Definitely not a nag. I became a beekeeper at a bad time when covid restrictions meant I couldn’t go to any beekeeping clubs to learn. You can only learn so much from books and videos. So I am very appreciative of any advice.

I couldn’t move the nuc very far as my main hive, and now the nuc, are on the roof of my carport. This is really the only spot that where I can keep it away from my curious 18-month-old.

I didn’t remove the other queen cells just in case I had damaged some moving them in and out. I didn’t realize that a new queen could still swarm. I should be able to remove an empty frame and make enough room to reach in with my hive tool and squash the extra ones.

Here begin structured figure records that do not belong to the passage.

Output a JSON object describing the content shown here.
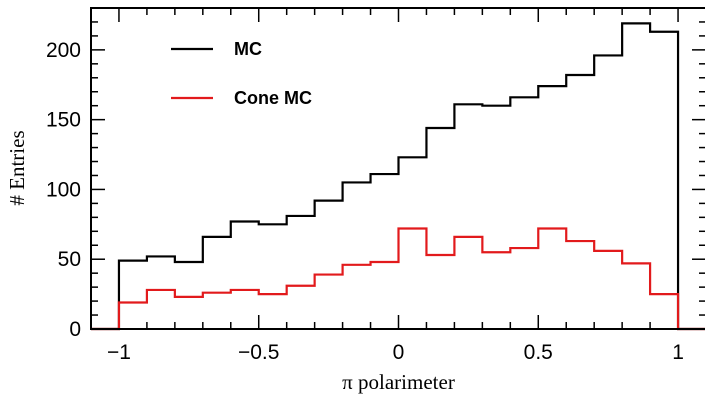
{
  "chart_data": {
    "type": "histogram",
    "xlabel": "π polarimeter",
    "ylabel": "# Entries",
    "xlim": [
      -1.1,
      1.1
    ],
    "ylim": [
      0,
      230
    ],
    "x_ticks": [
      -1,
      -0.5,
      0,
      0.5,
      1
    ],
    "x_tick_labels": [
      "−1",
      "−0.5",
      "0",
      "0.5",
      "1"
    ],
    "y_ticks": [
      0,
      50,
      100,
      150,
      200
    ],
    "y_tick_labels": [
      "0",
      "50",
      "100",
      "150",
      "200"
    ],
    "legend_position": "top-left",
    "bin_edges": [
      -1.1,
      -1.0,
      -0.9,
      -0.8,
      -0.7,
      -0.6,
      -0.5,
      -0.4,
      -0.3,
      -0.2,
      -0.1,
      0.0,
      0.1,
      0.2,
      0.3,
      0.4,
      0.5,
      0.6,
      0.7,
      0.8,
      0.9,
      1.0,
      1.1
    ],
    "series": [
      {
        "name": "MC",
        "color": "#000000",
        "values": [
          0,
          49,
          52,
          48,
          66,
          77,
          75,
          81,
          92,
          105,
          111,
          123,
          144,
          161,
          160,
          166,
          174,
          182,
          196,
          219,
          213,
          0
        ]
      },
      {
        "name": "Cone MC",
        "color": "#e21a1c",
        "values": [
          0,
          19,
          28,
          23,
          26,
          28,
          25,
          31,
          39,
          46,
          48,
          72,
          53,
          66,
          55,
          58,
          72,
          63,
          56,
          47,
          25,
          0
        ]
      }
    ]
  }
}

I didn’t realize you could make a whole new colony from just one frame. Next time I’ll make sure I have more boxes.

Thanks again for all the help.

Hi & you’re welcome Jason. Beekeeping is one long, I think never ending learning curve. Stick with this forum, you’ll get good advice here, even with covid.

Because you didn’t move the split away, you’ll need to monitor the population just to make sure that enough bees stay behind to keep the brood warm. I think it was @fffffred that recently had trouble with chilled brood because too many bees went back to the parent hive. When I say that it needs to be taken away, I’m talking quite a few k’s away, or double the distance of what you think the bees foraging range would be & way too far for a curious18-month-old. That way the foraging bees wont come across any familiar terrain which will entice them back to the old hive.